Public awareness can result in positive peer pressure to hire a professional pest control company instead of slapping some store bought products on their rose bushes. But if they must buy that DIY product, two big box stores are taking their own stand on the honeybee crisis. Lowes and Ace Hardware are notably leading the charge in their industry by eliminating bee-killing neonicotinoid pesticides from the products and garden plants that they sell. You can learn more in an article here published in February 2019.
Teaming up with the local beekeepers and cultivating a relationship of trust and engagement, we have flourished into a blueprint for how the beekeeping world, bee lovers and the pest control industry work together.

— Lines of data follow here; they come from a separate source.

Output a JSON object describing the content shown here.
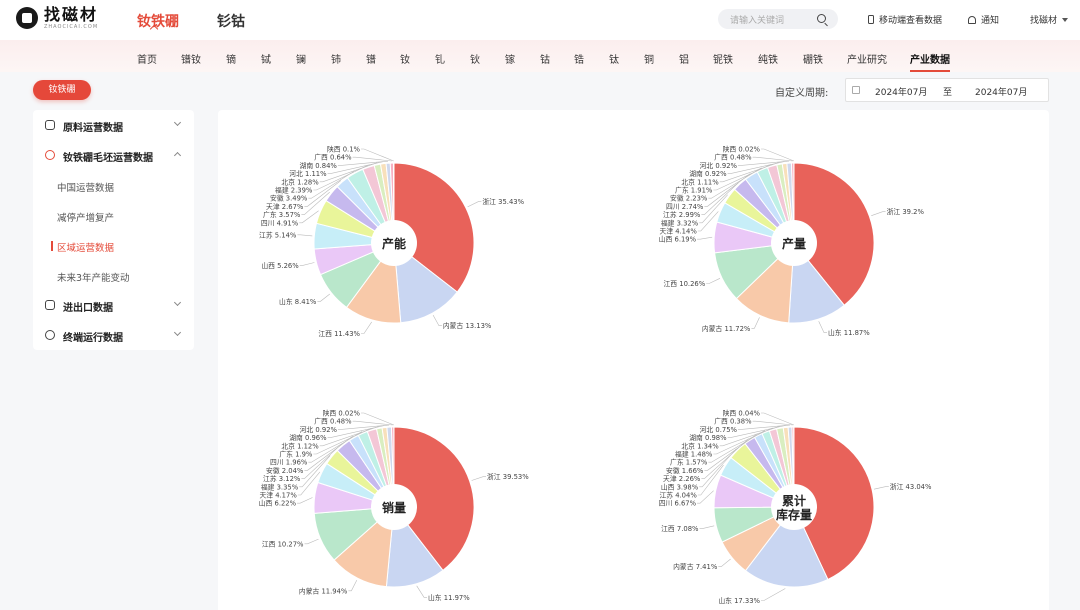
{
  "header": {
    "logo_text": "找磁材",
    "logo_sub": "ZHAOCICAI.COM",
    "tabs": [
      {
        "label": "钕铁硼",
        "active": true
      },
      {
        "label": "钐钴",
        "active": false
      }
    ],
    "search_placeholder": "请输入关键词",
    "mobile_link": "移动端查看数据",
    "notify": "通知",
    "user": "找磁材",
    "accent_color": "#e44b3a"
  },
  "subnav": [
    "首页",
    "镨钕",
    "镝",
    "铽",
    "镧",
    "铈",
    "镨",
    "钕",
    "钆",
    "钬",
    "镓",
    "钴",
    "锆",
    "钛",
    "铜",
    "铝",
    "铌铁",
    "纯铁",
    "硼铁",
    "产业研究",
    "产业数据"
  ],
  "subnav_active": "产业数据",
  "category_pill": "钕铁硼",
  "sidebar": {
    "items": [
      {
        "label": "原料运营数据",
        "icon": "chart-icon",
        "expanded": false
      },
      {
        "label": "钕铁硼毛坯运营数据",
        "icon": "target-icon",
        "expanded": true,
        "children": [
          "中国运营数据",
          "减停产增复产",
          "区域运营数据",
          "未来3年产能变动"
        ],
        "active_child": "区域运营数据"
      },
      {
        "label": "进出口数据",
        "icon": "ship-icon",
        "expanded": false
      },
      {
        "label": "终端运行数据",
        "icon": "gauge-icon",
        "expanded": false
      }
    ]
  },
  "period": {
    "label": "自定义周期:",
    "start": "2024年07月",
    "sep": "至",
    "end": "2024年07月"
  },
  "chart_data": [
    {
      "type": "pie",
      "title": "产能",
      "labels": [
        "浙江",
        "内蒙古",
        "江西",
        "山东",
        "山西",
        "江苏",
        "四川",
        "广东",
        "天津",
        "安徽",
        "福建",
        "北京",
        "河北",
        "湖南",
        "广西",
        "陕西"
      ],
      "values": [
        35.43,
        13.13,
        11.43,
        8.41,
        5.26,
        5.14,
        4.91,
        3.57,
        2.67,
        3.49,
        2.39,
        1.28,
        1.11,
        0.84,
        0.64,
        0.1
      ]
    },
    {
      "type": "pie",
      "title": "产量",
      "labels": [
        "浙江",
        "山东",
        "内蒙古",
        "江西",
        "山西",
        "天津",
        "福建",
        "江苏",
        "四川",
        "安徽",
        "广东",
        "北京",
        "湖南",
        "河北",
        "广西",
        "陕西"
      ],
      "values": [
        39.2,
        11.87,
        11.72,
        10.26,
        6.19,
        4.14,
        3.32,
        2.99,
        2.74,
        2.23,
        1.91,
        1.11,
        0.92,
        0.92,
        0.48,
        0.02
      ]
    },
    {
      "type": "pie",
      "title": "销量",
      "labels": [
        "浙江",
        "山东",
        "内蒙古",
        "江西",
        "山西",
        "天津",
        "福建",
        "江苏",
        "安徽",
        "四川",
        "广东",
        "北京",
        "湖南",
        "河北",
        "广西",
        "陕西"
      ],
      "values": [
        39.53,
        11.97,
        11.94,
        10.27,
        6.22,
        4.17,
        3.35,
        3.12,
        2.04,
        1.96,
        1.9,
        1.12,
        0.96,
        0.92,
        0.48,
        0.02
      ]
    },
    {
      "type": "pie",
      "title": "累计库存量",
      "title_lines": [
        "累计",
        "库存量"
      ],
      "labels": [
        "浙江",
        "山东",
        "内蒙古",
        "江西",
        "四川",
        "江苏",
        "山西",
        "天津",
        "安徽",
        "广东",
        "福建",
        "北京",
        "湖南",
        "河北",
        "广西",
        "陕西"
      ],
      "values": [
        43.04,
        17.33,
        7.41,
        7.08,
        6.67,
        4.04,
        3.98,
        2.26,
        1.66,
        1.57,
        1.48,
        1.34,
        0.98,
        0.75,
        0.38,
        0.04
      ]
    }
  ]
}
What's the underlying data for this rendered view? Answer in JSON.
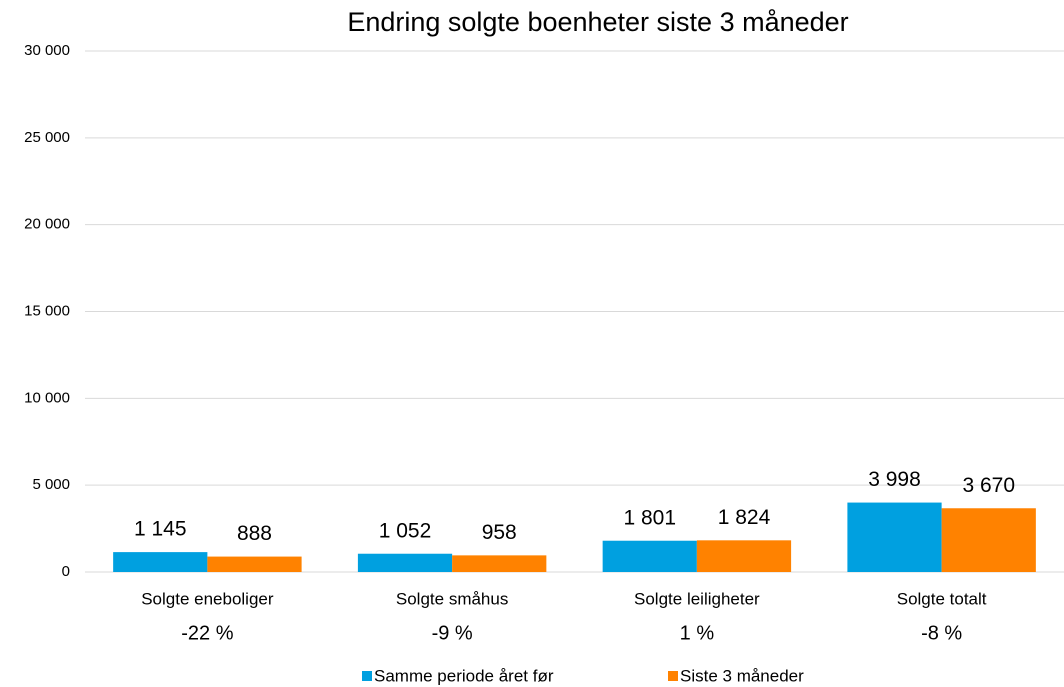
{
  "chart_data": {
    "type": "bar",
    "title": "Endring solgte boenheter siste 3 måneder",
    "categories": [
      "Solgte eneboliger",
      "Solgte småhus",
      "Solgte leiligheter",
      "Solgte totalt"
    ],
    "annotations": [
      "-22 %",
      "-9 %",
      "1 %",
      "-8 %"
    ],
    "series": [
      {
        "name": "Samme periode året før",
        "color": "#00a0e0",
        "values": [
          1145,
          1052,
          1801,
          3998
        ],
        "value_labels": [
          "1 145",
          "1 052",
          "1 801",
          "3 998"
        ]
      },
      {
        "name": "Siste 3 måneder",
        "color": "#ff8200",
        "values": [
          888,
          958,
          1824,
          3670
        ],
        "value_labels": [
          "888",
          "958",
          "1 824",
          "3 670"
        ]
      }
    ],
    "ylim": [
      0,
      30000
    ],
    "yticks": [
      0,
      {
        "value": 5000,
        "label": "5 000"
      },
      {
        "value": 10000,
        "label": "10 000"
      },
      {
        "value": 15000,
        "label": "15 000"
      },
      {
        "value": 20000,
        "label": "20 000"
      },
      {
        "value": 25000,
        "label": "25 000"
      },
      {
        "value": 30000,
        "label": "30 000"
      }
    ],
    "grid": true,
    "legend": "bottom"
  }
}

Teaming up with the local beekeepers and cultivating a relationship of trust and engagement, we have flourished into a blueprint for how the beekeeping world, bee lovers and the pest control industry work together. The greatest part is after the initial shock wears off, we come to find we actually really like each other and are on the same page and same team. The beekeeping world needs our help, and we want to do our part not only to lift up another industry and our own, but also join the battle to protect what matters most. The Tennessee Honey Festival was a huge success with over 10,000 people gathered in Nashville, TN to celebrate honey and U.S. Pest’s posture on protecting the honeybee. Tennessee is one of only 3 states that have a statewide Honey Festival dedicated to promoting awareness. Tennessee hosts the only honey festival started by a pest control company, U.S. Pest.

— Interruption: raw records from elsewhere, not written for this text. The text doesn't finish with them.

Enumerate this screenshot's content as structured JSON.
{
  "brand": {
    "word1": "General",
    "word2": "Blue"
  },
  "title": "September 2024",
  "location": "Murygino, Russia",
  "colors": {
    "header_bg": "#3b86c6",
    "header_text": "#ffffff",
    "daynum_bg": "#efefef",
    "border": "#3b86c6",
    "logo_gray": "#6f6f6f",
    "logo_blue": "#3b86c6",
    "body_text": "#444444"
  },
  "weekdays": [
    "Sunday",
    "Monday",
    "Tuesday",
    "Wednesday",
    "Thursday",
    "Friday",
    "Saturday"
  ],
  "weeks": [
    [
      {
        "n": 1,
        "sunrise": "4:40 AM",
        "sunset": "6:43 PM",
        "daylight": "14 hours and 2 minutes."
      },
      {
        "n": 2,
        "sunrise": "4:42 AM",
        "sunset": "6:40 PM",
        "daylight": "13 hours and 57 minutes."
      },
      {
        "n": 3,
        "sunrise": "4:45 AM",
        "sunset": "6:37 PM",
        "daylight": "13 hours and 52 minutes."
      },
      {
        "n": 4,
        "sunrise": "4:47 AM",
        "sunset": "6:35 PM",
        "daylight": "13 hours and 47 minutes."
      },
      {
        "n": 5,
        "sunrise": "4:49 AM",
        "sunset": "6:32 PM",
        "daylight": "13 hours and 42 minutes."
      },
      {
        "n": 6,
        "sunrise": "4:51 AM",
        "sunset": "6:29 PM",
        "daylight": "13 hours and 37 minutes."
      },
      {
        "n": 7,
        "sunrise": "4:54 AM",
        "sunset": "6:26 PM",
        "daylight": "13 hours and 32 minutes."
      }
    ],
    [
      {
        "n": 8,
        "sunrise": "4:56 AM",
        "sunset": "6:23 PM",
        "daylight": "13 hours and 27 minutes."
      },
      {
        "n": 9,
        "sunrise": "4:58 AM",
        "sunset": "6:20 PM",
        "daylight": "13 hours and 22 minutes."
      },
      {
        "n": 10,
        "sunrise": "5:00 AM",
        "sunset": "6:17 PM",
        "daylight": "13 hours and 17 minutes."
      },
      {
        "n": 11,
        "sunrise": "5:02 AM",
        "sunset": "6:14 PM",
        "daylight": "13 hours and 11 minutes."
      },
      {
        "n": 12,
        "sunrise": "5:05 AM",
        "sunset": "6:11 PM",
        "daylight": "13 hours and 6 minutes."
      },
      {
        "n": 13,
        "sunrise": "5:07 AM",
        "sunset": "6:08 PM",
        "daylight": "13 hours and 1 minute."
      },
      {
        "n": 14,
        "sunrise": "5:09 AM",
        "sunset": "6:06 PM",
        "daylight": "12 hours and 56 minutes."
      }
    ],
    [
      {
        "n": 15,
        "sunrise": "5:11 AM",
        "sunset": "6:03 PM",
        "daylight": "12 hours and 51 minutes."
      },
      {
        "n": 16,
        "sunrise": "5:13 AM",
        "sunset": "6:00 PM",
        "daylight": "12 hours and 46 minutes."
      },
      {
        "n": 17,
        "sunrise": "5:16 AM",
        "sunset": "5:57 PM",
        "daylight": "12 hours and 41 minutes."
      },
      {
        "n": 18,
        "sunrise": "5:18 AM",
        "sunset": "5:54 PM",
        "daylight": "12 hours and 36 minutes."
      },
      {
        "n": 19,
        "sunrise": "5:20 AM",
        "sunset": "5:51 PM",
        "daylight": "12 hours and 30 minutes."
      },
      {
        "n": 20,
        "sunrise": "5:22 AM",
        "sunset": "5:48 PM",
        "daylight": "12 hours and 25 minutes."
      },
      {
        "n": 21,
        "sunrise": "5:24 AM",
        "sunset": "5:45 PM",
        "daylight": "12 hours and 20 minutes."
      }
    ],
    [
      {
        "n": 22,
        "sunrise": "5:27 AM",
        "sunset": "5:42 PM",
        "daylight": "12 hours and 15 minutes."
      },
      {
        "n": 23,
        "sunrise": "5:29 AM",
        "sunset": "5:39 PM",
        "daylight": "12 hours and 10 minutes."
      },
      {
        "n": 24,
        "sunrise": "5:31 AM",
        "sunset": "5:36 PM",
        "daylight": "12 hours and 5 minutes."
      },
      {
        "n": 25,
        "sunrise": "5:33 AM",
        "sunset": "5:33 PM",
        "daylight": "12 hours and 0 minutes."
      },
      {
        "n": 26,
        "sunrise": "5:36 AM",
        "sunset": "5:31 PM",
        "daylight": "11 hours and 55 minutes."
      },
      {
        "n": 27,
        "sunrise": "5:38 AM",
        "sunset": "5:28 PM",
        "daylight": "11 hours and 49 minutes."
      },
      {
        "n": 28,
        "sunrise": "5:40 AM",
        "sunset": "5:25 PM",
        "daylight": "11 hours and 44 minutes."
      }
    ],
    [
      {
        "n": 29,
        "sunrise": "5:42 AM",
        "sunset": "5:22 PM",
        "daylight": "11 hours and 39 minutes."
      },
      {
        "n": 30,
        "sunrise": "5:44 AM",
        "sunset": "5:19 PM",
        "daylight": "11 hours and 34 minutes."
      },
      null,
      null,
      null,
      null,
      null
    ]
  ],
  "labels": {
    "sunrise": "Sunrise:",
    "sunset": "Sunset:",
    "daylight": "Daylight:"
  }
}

Our industry and chemical suppliers are putting the bee symbol on the labels to raise awareness internally, yet the alarm is mute due to the lack of education and answer to solutions. The EPA released the BEE Advisory box to raise awareness of products harmful to honeybees and pollinators. You can see that here. If the science is correct that is being reported all over the world, that pesticides are one of the main reasons for local honeybee decline, or the honeybee crisis, then we have a responsibility to act boldly.

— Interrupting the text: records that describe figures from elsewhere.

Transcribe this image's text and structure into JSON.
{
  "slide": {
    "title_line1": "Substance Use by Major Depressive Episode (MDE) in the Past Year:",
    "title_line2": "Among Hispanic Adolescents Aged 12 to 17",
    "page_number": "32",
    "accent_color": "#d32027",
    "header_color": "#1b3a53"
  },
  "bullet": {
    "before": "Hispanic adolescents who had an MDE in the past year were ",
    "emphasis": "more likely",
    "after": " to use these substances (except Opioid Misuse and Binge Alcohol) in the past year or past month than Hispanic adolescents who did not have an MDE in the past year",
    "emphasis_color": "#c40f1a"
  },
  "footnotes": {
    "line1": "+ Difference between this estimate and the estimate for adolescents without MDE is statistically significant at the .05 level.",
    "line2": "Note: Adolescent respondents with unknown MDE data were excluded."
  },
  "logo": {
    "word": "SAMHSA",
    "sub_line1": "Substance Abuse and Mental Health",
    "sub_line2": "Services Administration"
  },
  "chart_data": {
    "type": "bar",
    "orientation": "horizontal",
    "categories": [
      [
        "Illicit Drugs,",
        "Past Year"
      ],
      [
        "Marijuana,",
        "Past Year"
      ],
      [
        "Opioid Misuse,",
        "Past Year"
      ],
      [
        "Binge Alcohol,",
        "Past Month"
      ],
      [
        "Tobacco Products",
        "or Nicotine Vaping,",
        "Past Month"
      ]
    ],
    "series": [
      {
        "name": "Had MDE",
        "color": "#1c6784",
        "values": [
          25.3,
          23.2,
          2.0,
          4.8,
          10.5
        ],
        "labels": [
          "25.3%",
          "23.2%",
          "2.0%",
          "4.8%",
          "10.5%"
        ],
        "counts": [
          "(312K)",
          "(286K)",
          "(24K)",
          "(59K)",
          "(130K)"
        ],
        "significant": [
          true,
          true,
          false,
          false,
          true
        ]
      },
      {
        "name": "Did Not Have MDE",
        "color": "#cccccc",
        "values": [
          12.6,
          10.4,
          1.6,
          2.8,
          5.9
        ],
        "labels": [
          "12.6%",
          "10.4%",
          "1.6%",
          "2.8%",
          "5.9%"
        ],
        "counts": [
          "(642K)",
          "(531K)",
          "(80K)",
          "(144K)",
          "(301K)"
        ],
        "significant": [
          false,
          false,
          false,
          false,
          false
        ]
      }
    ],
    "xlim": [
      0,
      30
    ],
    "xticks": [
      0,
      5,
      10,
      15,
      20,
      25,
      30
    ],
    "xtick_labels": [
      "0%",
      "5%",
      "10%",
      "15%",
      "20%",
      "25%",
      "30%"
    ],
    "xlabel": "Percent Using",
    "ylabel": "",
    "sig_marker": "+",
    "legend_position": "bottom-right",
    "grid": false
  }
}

U.S. Pest has developed robust internal practices and training including:
- Monitoring lawn maintenance before we treat for mosquitoes.
- Monitoring wind drift.
- Favoring non-neonicotinoid products (maybe even claiming being a neonicotinoid-free company.)
- Consumer education.
- Joining local area beekeeping associations as well as speaking at their associations.
- Having local beekeepers on call.
- Conducting extensive training internally with our team on honeybees.
- The owners raise honeybees on their property and utilize all services offered by U.S. Pest.
The next five years in the U.S., the pest control industry will continue to see an increase in public awareness of the health threats of ticks and mosquitoes. We must continue to fight and protect against the horrible diseases these insects carry. Consequently, the next five years will also see an influx of public awareness and heightened concern regarding pesticides’ impact on the honeybee decline. The pest control industry can and will be a beacon for navigating the conversation rather than waiting for a potential PR nightmare, or worse, an industry that does nothing to help. Homeowners in Tennessee are choosing U.S. Pest because the honeybee matters and whether we like it or not, the honeybee equals quality food production.